In the budget next week George Osborne is expected to introduce more incentives for building, keeping and passing on wealth for those of us who are fortunate enough to be in a position to do so. Maybe he should be concentrating on encouraging us to see the benefits of knowing when we have enough and giving us ethical and effective ways of investing it back into the world we live in.1

1 See Mr Z and DD for some ideas


  1. Once you know that governments can seize all they like, can you ever have enough? If I knew how to keep some money in Switzerland and Singapore I would.

    Remember the Jewish families who survived because they'd always kept an emergency fund in diamonds.

    1. Having distrust in the government to this extent would be a pretty miserable way to live but I suppose there must be ways of hiding cash (tin can buried in the garden?) if this is a concern.

  2. Really a very interesting post, Cerridwen.

    You're right of course. The super-rich rarely have the economic effect people believe. The idea of trickle down (that is, the super rich spending and it going into the growth of the broader economy) is flawed. An individual, can, as you say, only spend so much at any one time.

    I remember seeing Theo Paphitis and Peter Jones on Top Gear once and they described their wealth as a score card. That is all it is. However, whereas with a scorecard like that of crazy golf or something you don't get the benefit of filling the scorecard yourself or a nice game in the meantime. The money scorecard is largely self-filling. Where is the fun in that?

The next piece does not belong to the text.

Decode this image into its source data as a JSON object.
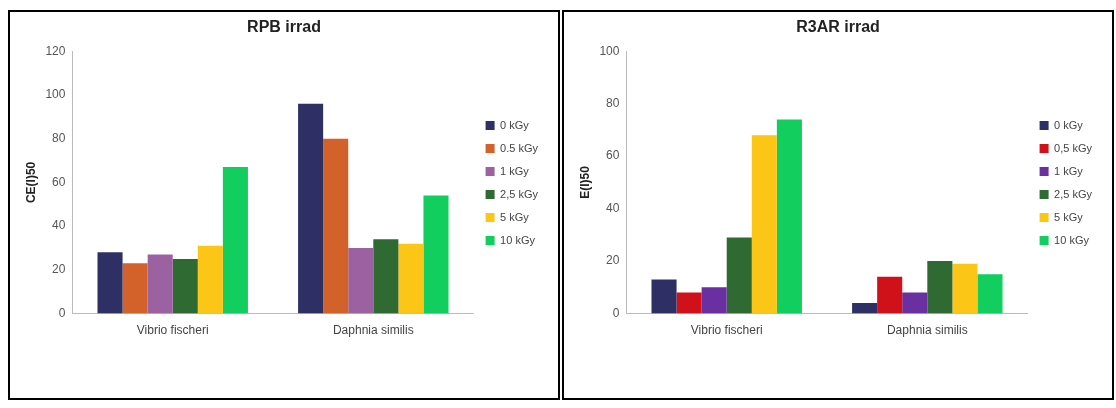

    I hope one day to have enough money to live off comfortably. But beyond that? All I can think of is it being used to help others live a little more comfortably themselves. To just hoard it seems pointless and antisocial. A new age of philanthropy would be greatly welcomed in this regard!

    Thanks for the mention as well. Much appreciated!

    1. Thanks DD. I love your idea of a new age of philanthropy. :-)

      Personally though, I'd rather the distribution of wealth was achieved by measures to promote greater income equality rather than by the rich giving to the poor. That way we all get to feel better about ourselves and the society we live in, not just those with the means to choose to put their excess into the charity box (or not).

  3. I must confess to loving the sport of accumulation and growth, but I'm also attracted to the intellectual side. It's a good mental workout. Be interesting to see what I'm like when I've more than "enough" in the bank.